In order to make effective use of MethylSeq for genome-scale methyltyping we developed a freely available program, called MetMap, that infers methylation at individual CGs by modeling biases inherent in MethylSeq experiments. An additional important feature of MetMap is the annotation of strongly unmethylated islands (SUMIs) which, as opposed to the current definition of CpG islands, incorporate information from both a reference sequence and genome-scale methylation data. We have validated MetMap's site-specific analysis, as well as its unmethylated-island annotation, with bisulfite sequencing of specific sites.
We demonstrate the use of MethylSeq with MetMap by methyltyping four male human individuals, and annotating their unmethylated islands. We show that the picture revealed by such analysis is sufficient to survey methylation states across the genome. Such analysis gives significant insight into the methylome of each specimen, inside and outside of CpG islands, at site specific resolution. We show evidence that the mean extent of methylation of an island is more informative than the methylation state of the different sites in the island, because the correlation between the methylation states of any two samples improved when considering the mean. MetMap identifies numerous unmethylated regions, of varying lengths, which have not previously been annotated as CpG islands and are associated with other features indicative of transcriptional function. We conclude that MetMap leverages the cost-efficiency and practical ease of MethylSeq to produce informative genome-scale methylation annotations (methyltypes) that are suitable for both region- and site-specific comparative and case-control studies.

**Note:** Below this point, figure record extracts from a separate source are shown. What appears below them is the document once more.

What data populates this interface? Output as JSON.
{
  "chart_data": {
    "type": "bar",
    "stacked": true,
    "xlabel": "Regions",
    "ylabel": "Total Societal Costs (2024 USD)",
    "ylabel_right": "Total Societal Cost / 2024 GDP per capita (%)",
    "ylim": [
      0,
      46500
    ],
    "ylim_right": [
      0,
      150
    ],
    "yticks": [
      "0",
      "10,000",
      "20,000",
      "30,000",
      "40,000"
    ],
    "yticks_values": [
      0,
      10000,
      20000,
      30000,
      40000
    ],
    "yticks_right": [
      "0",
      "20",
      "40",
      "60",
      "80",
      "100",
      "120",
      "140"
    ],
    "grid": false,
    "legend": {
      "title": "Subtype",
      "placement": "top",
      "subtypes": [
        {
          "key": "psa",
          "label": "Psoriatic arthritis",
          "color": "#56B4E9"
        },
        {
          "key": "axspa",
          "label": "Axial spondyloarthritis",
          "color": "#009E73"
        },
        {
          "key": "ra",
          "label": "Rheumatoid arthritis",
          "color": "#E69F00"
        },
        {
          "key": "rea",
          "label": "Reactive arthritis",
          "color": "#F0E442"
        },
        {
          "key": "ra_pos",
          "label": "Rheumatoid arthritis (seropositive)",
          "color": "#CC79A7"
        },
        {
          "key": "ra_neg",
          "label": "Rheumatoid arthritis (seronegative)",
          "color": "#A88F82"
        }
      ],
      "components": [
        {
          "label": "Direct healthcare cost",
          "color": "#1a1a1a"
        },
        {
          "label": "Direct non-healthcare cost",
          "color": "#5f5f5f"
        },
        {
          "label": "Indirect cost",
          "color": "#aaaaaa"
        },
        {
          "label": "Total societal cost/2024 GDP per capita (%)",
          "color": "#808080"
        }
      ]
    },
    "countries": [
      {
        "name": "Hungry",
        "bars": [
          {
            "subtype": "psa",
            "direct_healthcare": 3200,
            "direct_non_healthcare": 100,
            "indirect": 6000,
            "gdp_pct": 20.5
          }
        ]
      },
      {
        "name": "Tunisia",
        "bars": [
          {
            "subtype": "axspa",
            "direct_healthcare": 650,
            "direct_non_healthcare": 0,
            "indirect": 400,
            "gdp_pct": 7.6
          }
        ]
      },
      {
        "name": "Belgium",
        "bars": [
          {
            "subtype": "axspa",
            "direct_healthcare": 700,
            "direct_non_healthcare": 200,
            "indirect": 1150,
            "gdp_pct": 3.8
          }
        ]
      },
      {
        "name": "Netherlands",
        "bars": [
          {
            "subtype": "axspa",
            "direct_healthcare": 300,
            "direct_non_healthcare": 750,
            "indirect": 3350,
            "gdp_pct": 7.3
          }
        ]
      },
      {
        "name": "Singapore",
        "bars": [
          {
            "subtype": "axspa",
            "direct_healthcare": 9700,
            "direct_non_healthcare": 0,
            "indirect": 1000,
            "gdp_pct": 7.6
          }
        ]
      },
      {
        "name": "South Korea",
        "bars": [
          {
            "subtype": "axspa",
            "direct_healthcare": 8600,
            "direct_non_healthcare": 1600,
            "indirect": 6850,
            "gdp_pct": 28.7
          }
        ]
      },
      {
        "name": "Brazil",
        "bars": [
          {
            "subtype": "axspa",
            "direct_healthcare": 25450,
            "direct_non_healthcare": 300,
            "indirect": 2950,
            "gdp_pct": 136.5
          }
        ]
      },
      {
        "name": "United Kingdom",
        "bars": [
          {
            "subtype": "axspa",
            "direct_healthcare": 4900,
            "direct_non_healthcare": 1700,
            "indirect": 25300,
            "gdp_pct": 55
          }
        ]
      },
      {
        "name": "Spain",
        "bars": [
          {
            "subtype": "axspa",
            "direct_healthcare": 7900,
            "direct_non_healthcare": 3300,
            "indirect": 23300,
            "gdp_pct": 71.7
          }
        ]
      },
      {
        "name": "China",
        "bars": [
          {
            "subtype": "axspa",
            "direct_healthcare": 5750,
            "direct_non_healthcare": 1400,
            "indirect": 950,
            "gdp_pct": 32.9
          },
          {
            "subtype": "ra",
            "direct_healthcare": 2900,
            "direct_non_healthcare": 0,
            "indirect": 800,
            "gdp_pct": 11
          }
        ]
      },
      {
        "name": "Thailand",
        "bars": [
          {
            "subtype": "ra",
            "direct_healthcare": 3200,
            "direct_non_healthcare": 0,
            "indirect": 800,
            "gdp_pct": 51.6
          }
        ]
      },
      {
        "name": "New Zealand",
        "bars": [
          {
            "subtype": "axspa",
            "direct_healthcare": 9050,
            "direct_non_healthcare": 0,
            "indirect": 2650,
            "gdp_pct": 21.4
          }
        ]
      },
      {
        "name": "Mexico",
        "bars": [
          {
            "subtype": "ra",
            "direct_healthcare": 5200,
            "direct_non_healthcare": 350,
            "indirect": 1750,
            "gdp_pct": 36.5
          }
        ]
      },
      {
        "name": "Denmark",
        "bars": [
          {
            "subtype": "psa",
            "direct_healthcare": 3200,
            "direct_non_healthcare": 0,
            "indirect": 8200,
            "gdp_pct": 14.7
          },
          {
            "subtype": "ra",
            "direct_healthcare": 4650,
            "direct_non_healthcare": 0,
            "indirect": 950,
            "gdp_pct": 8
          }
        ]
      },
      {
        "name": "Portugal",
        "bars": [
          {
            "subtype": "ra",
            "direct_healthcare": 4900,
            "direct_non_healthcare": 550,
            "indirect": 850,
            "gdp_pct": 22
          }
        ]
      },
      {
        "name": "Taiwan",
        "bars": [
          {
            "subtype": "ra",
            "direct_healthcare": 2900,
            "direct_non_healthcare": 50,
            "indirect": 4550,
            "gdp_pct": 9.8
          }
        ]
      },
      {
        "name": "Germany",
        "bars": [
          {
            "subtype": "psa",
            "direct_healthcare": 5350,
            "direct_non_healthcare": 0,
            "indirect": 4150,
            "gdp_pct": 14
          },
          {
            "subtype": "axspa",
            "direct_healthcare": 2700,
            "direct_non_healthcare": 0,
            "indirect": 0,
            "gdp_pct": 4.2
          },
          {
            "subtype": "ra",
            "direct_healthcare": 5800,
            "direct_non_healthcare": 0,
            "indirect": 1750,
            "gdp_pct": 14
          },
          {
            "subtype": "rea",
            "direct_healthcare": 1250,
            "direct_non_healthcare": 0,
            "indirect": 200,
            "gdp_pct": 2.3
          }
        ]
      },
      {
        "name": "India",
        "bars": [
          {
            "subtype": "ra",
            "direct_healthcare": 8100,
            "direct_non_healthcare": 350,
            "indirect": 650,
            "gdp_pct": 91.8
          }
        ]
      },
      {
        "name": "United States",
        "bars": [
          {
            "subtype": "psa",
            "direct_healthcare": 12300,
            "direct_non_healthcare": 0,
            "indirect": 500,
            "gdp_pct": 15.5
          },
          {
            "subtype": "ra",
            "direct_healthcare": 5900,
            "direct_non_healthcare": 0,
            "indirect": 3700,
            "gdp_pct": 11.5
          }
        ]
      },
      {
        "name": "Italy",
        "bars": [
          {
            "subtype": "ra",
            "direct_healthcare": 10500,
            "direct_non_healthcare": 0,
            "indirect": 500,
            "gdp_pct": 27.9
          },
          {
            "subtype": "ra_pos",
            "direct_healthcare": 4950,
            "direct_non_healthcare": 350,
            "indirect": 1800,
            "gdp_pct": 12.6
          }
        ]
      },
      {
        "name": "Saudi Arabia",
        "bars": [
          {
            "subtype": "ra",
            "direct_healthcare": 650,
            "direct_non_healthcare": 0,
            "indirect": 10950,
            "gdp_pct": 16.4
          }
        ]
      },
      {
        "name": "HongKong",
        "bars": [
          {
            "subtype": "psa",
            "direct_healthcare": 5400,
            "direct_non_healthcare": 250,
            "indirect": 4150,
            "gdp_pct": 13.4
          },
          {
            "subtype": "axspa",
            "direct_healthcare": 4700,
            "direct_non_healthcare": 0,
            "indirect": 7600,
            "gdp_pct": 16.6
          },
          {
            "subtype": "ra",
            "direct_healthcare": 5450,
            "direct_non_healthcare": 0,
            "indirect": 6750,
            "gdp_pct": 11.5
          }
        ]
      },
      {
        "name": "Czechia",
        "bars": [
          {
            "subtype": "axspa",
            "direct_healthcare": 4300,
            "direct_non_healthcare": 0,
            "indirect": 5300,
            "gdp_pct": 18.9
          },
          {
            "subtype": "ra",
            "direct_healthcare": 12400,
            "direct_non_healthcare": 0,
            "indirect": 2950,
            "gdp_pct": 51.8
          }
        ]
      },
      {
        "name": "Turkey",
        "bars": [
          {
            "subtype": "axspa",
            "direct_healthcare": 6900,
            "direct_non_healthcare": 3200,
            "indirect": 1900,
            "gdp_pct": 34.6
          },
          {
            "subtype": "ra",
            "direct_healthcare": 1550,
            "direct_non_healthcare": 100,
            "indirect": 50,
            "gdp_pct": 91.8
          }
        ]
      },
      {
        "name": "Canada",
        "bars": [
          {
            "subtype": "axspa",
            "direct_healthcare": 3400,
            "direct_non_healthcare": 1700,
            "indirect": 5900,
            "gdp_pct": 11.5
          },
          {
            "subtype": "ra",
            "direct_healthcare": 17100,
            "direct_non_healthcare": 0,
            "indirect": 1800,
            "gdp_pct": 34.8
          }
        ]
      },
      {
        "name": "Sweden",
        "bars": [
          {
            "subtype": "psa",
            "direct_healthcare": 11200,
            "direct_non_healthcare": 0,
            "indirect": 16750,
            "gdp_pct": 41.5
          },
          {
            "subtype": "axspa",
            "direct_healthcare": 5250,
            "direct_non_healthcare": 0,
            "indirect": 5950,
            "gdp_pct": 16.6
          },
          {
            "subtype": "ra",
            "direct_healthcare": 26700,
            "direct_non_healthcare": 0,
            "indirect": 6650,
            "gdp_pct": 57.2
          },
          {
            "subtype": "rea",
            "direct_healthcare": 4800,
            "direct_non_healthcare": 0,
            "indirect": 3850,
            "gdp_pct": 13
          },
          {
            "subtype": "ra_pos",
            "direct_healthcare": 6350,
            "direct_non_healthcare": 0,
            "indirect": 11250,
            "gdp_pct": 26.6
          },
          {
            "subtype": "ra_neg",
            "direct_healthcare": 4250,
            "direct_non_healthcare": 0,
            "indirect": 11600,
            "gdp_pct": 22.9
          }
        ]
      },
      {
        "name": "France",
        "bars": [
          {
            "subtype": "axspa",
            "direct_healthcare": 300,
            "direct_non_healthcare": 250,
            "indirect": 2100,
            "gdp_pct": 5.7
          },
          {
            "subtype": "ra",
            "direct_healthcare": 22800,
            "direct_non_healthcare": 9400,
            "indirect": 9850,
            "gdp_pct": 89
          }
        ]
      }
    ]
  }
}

The remainder of this paper is organized as follows. We begin by explaining in detail significant biases present in MethylSeq experiments. We then describe the MetMap framework, which is designed to correct for such biases, starting with a description of MetMap's graphical model and continuing with a description of the software's different outputs. We then describe the validation of MetMap's procedure, using the methyltypes of four human individuals, and our discovery of new unmethylated regions in the human neutrophil genome, found through the use of MetMap on MethylSeq data. Finally, we discuss the advantages of using MetMap with MethylSeq to generate and analyze large numbers of samples, and outline our plans for the extension of MetMap's framework.